The Large Sakkos of Photius (Большой саккос митрополита Фотия; also known as the Major Sakkos) is a satin tunic embroidered with gold and silver thread and decorated with silk and pearl ornament, approximately 4 ft 5 in long. It is a luxury item created in the late Byzantine era for Photius, the metropolitan of the Russian Orthodox Church, around 1417. It is currently held in the Kremlin Armoury in Moscow, Russia.

The satin sakkos is embroidered with gold and silver thread and colored silks outlined with pearls. Dozens of religious and secular figures appear on the sakkos in an array of rectilinear, L-shaped, cruciform, and circular frames. The Crucifixion dominates the center of the front, and below is the Anastasis ("the Resurrection"). All around are various Orthodox Church feasts and figures of saints, as well as Old Testament scenes, including the binding of Isaac, linked with the Crucifixion of Christ.

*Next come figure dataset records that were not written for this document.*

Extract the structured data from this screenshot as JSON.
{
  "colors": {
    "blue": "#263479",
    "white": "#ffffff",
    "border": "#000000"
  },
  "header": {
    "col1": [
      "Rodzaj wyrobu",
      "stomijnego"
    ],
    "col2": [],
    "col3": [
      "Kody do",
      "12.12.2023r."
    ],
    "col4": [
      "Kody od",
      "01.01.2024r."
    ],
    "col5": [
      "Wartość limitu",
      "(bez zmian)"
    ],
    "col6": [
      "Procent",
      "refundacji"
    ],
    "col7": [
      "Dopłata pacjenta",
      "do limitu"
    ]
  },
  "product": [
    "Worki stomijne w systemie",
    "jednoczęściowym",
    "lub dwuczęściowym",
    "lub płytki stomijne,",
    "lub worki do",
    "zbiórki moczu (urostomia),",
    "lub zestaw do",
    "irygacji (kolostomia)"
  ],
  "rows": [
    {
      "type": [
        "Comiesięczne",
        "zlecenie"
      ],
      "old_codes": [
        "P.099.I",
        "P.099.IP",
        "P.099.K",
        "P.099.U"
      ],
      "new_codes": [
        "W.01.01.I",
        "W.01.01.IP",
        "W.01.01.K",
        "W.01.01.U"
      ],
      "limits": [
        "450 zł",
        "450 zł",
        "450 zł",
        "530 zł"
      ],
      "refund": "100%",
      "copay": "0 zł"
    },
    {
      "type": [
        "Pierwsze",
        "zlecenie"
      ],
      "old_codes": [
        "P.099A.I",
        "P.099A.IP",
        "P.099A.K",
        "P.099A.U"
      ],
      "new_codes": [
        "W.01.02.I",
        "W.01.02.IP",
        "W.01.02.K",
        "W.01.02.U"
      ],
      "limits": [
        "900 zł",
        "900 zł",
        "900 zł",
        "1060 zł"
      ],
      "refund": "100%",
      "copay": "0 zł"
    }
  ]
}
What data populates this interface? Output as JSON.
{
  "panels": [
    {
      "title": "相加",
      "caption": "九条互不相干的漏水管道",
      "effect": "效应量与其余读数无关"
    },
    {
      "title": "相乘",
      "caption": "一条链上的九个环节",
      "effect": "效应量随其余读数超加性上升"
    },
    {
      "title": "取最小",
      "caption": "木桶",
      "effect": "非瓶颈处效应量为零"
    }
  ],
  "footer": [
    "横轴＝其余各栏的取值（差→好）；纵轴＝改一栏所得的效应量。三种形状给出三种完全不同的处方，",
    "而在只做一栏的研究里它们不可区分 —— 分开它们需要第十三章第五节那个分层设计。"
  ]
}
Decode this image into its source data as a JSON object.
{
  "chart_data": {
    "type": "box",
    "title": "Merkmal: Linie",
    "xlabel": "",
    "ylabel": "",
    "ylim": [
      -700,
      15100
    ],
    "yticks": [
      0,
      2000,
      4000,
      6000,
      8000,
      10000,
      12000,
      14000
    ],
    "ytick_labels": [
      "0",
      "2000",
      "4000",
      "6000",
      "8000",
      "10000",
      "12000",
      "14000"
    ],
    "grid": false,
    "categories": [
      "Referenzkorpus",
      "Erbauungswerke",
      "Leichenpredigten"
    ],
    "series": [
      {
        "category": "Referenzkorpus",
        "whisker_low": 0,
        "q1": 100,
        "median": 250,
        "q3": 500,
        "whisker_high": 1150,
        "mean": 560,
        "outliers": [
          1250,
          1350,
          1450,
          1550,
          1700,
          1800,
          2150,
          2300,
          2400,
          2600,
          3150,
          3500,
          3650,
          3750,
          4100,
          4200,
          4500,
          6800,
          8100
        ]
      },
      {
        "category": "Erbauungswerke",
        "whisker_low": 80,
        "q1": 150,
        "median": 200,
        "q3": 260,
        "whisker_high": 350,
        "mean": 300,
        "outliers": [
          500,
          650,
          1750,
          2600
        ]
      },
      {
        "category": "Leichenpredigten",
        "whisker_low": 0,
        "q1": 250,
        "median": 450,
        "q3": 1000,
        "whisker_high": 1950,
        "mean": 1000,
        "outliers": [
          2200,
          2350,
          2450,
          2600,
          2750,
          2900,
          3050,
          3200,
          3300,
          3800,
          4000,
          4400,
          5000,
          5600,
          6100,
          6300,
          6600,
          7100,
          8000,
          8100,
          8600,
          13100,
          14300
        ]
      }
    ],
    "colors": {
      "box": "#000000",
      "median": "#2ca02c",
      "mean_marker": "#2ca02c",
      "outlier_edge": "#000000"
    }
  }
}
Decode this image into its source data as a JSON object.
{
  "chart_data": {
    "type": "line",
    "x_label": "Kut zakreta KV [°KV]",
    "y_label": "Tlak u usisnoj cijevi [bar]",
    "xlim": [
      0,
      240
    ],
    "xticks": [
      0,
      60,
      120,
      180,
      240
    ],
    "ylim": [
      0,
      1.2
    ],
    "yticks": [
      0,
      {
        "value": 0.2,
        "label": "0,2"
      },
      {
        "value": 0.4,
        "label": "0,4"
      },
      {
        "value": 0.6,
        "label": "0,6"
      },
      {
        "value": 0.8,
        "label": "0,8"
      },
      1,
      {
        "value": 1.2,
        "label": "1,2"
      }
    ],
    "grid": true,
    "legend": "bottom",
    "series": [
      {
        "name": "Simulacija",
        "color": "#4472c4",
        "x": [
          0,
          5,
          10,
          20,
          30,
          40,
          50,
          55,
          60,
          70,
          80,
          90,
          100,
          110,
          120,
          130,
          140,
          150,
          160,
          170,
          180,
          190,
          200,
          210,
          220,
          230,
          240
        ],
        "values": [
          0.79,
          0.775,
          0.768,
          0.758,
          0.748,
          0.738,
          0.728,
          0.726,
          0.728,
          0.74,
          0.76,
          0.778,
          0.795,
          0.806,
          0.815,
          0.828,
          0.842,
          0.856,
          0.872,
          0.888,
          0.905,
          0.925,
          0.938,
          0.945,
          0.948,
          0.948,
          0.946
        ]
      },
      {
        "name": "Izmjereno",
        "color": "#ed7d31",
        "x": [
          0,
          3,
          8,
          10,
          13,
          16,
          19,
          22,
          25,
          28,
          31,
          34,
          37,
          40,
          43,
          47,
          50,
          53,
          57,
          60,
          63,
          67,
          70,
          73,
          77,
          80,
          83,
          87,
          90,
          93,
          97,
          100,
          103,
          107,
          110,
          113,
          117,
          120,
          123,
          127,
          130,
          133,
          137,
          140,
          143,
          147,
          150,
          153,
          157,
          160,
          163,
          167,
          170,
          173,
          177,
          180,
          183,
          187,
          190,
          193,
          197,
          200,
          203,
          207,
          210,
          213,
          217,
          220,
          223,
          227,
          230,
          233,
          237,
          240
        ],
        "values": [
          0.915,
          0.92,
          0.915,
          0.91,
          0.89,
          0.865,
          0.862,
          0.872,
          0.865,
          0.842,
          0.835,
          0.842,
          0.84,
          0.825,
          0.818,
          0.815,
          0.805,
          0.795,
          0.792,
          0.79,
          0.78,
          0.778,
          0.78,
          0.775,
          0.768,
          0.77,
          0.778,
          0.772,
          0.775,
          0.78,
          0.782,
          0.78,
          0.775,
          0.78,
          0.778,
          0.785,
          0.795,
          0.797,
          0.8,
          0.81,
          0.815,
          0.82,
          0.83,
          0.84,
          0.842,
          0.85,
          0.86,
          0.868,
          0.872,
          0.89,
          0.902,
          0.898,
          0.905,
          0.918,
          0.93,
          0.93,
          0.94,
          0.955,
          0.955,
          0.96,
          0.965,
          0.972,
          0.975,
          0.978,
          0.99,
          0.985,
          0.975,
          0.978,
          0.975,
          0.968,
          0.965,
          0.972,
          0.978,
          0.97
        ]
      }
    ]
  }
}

Also portrayed are Vasily I of Moscow and his wife Sophia Vitovtovna (labeled in Russian), as well as the future emperor John VIII Palaeologus and his wife Anna Vasilyevna (named in Greek). Beside John is Photius. The sakkos also contains the earliest known depiction of Ss. Anthony, John, and Eustathius, the Three Martyrs of Vilnius.

Needleworkers most likely embroidered the sakkos between the time of John's marriage in 1416 and Anna Vasilyevna's death in 1418. The couple probably sent the sakkos to Photius as a gift.